I was astounded, and I showed it in my answer:
“Why, my dear lady, surely you have gold enough. If I am not mistaken, you rank amongst the wealthiest women of the nation. Why should you want gold? Moreover, you have social standing and are famous throughout England. Of what possible use could more gold be to you?”
I can still see the haggard face, the quivering lips, the blazing eyes of this great Society woman as she answered me.
“Oh, Mr. Martin, you do not know me—I am almost ashamed to confess the truth. I dream night and day of gold. I want to have a room at the top of my house filled with it—filled with gold sovereigns. I would like to go into that room night after night, when every one else is asleep, and bury myself in yellow sovereigns up to my neck, and play with them, toss them about, to hear the jingling music of the thing I love the best!”
Think of it! Picture a woman, wife of a man, mother of splendid children, born with the beautiful instincts innate in her sex, sinking to such a depth as that! Think of the awful shallow emptiness of a life and a training that bore such fruit as this!
Yet, it is all so very natural. Most men and women in this world are kept clean, sane, and normal in the pursuit of little things. The trivial household joys that fill so full the happy life of the normal woman, the little business triumphs that keep alive in the heart of the normal man the spirit of personal ambition, the human lust for a fight, the ever-changing, ever-interesting, ever-luring struggle for advantage—these are at once the burden and the safety of mankind. In them is true happiness; in them is true humanity.
The class of which I write has lost them in its very birth. The mother of a boy in the middle class looks forward with delight to the day when that boy will go forth into the world to battle against circumstances. From his earliest childhood onward he learns the necessity of labour, he comes to regard it as his birthright. With eagerness he prepares for it. The little triumphs of boyhood, the trivial victories of college days, are joy unbounded to his mind, because they are but steps in that long climb toward greatness, renown and wealth, that are his birthright; and when at last he goes forth from college halls, from labour on the farm, from some little clerical position that he has held in his adolescence, to strike out for himself into the great open world, to blaze out paths of his own choosing, his life is filled in its every moment with new thrills of excitement, of happiness, of accomplishment—of life, real life, not imitation.

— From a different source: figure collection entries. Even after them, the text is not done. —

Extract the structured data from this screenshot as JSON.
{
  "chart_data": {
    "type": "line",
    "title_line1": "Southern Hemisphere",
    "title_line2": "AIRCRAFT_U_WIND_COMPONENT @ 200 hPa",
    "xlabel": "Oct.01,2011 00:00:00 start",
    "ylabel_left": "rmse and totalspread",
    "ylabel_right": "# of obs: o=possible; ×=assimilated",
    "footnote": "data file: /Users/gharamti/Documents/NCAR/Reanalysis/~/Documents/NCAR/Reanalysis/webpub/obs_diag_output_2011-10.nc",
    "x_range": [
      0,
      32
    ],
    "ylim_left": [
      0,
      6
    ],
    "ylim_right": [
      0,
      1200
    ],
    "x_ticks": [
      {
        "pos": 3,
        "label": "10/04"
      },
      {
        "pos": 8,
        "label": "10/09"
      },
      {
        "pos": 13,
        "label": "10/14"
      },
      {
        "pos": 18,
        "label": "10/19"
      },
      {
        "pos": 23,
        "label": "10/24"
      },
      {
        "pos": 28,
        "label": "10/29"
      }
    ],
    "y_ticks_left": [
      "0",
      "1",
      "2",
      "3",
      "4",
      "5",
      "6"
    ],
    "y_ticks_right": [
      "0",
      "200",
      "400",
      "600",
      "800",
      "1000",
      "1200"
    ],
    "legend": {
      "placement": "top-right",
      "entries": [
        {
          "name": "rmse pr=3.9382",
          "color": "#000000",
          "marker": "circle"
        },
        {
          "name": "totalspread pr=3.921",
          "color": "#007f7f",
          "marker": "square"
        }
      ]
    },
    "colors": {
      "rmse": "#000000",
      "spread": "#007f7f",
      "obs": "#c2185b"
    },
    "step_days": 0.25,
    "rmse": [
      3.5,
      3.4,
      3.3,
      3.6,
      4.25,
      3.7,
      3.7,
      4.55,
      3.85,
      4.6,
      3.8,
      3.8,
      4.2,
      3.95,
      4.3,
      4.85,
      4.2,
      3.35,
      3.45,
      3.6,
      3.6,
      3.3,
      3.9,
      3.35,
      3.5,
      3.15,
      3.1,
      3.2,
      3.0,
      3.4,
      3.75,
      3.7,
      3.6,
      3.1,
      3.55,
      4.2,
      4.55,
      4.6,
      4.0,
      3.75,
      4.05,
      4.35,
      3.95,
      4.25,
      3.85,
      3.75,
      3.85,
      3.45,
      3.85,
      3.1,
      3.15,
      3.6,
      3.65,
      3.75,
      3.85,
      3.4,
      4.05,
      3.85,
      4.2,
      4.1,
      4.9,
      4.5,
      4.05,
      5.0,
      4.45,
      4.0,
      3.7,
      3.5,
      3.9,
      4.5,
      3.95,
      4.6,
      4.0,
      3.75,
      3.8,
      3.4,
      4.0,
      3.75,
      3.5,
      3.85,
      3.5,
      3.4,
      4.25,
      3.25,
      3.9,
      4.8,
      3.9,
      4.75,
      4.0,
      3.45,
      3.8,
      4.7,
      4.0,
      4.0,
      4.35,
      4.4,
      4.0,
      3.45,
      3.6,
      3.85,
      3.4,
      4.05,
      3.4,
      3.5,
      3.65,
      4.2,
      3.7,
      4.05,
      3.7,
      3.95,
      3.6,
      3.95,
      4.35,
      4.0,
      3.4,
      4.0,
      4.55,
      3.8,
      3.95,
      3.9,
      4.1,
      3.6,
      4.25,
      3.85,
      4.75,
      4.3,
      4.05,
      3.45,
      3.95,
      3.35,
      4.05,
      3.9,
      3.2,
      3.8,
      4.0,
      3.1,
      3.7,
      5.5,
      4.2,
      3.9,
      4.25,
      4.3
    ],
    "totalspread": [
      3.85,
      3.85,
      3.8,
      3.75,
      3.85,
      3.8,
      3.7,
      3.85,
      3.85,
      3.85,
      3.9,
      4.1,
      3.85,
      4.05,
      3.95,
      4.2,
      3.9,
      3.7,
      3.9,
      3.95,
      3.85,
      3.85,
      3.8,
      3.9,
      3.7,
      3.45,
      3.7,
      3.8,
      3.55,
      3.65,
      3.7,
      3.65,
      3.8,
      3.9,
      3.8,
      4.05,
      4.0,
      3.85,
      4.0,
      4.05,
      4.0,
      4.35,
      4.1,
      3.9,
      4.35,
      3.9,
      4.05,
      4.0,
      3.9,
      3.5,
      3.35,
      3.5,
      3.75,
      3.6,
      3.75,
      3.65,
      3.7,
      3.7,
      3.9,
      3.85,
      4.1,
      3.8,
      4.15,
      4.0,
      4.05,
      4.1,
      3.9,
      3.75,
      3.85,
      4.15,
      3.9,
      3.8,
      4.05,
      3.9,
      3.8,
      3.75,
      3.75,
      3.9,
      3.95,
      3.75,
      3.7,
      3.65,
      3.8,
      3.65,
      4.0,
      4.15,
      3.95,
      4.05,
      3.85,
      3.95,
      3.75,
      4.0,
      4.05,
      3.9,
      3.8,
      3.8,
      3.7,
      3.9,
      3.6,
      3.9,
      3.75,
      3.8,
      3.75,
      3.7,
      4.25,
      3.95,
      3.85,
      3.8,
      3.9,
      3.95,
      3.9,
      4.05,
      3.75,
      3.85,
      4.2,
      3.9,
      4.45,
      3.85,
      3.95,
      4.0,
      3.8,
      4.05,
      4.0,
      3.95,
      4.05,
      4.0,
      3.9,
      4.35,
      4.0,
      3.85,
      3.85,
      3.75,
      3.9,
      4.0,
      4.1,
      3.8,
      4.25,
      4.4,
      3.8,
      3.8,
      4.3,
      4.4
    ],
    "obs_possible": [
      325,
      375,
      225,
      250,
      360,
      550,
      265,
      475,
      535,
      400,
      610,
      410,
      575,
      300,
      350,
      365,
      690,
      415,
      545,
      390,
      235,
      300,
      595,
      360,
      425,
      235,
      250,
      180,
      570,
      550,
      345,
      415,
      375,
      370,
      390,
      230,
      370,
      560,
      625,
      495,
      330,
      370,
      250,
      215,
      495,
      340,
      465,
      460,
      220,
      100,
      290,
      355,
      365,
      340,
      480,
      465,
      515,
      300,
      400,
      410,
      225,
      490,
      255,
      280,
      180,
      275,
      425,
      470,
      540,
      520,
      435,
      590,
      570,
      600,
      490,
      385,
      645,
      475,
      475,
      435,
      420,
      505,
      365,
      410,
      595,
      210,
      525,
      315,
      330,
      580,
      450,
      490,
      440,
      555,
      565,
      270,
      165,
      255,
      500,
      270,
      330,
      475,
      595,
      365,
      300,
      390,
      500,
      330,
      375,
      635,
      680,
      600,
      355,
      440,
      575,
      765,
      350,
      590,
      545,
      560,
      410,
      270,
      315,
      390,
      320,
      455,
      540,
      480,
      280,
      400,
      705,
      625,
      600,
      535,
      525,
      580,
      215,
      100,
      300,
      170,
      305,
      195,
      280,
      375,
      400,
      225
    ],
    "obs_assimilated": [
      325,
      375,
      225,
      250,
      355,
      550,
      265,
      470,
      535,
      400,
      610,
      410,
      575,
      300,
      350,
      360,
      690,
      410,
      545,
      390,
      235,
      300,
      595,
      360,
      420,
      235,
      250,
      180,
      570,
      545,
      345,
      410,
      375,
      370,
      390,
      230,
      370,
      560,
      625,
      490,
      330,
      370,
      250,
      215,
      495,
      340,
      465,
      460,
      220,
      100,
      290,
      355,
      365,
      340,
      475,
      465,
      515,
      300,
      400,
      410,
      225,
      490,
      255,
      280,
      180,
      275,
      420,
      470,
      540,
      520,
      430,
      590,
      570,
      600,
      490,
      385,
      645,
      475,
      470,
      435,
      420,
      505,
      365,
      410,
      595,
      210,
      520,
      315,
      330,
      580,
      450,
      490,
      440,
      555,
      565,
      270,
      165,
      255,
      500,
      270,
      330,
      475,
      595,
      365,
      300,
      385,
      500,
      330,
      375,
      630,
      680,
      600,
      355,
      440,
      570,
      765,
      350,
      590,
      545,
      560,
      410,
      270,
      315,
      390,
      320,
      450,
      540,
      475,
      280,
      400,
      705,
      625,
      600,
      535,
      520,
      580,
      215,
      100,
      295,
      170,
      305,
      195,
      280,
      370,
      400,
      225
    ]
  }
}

Look at the other side. Think of the boy born, as they say, with a golden spoon in his mouth. Perhaps, in his infancy, he does not know that he can have everything in the world for which he asks. Perhaps his parents are humanly wise—for many of the wealthy are; yet, even in his very tender boyhood, the truth will come home to him. He will learn before he is ten years old that there is a difference between him and other boys whom he sees at play in the park. He will discover that the difference is money. He will discover that his parents can get whatever they like, spend as much as they please, waste fortunes on their pleasures, throw gold away as though it were dross. He will learn, on the other hand, that the children of the poor can have no expensive toys like his, that they cannot be dressed as he is dressed, that their parents must win every dollar that they spend by some hard work, while his own parents, apparently, receive as much as they want and more without any labour whatever.
That boy will be more than human if, by the time he is a young man, he has not passed the entrance to the paths where the true happiness of life is to be found. Either money will mean nothing to him, and he will have settled down to be one of the idle rich, simply taking what the gods send him and doing his best to enjoy it, or else a most unholy lust for gold will have taken possession of his soul. Eliminate the necessity for struggle, and you remove from money all its true value. It becomes either dross, to be thrown away for other things better worth while, or it becomes an idol, a god, the very sum and substance of the world’s desire.
I know, of course, that there are marked exceptions. I have in my mind as I write a young man of a Western city, born to an enormous fortune, married to another, and trained and nurtured in the lap of luxury. Almost everything conspired to make him either an idler or a money worshipper. He is neither. It is an accident. In his early youth he became an invalid, and was sent out by his father to live on a ranch. The ranchman’s wife was a real woman, and instinct taught her how to handle that boy. He was put to work. At first, when his father learned through his letters that he was spending his time mending fences, feeding pigs, watering horses, and milking cows, he objected strongly. He wrote to the ranchman to this effect. The ranchman rebuked his wife, and set the boy to work at other gentler things.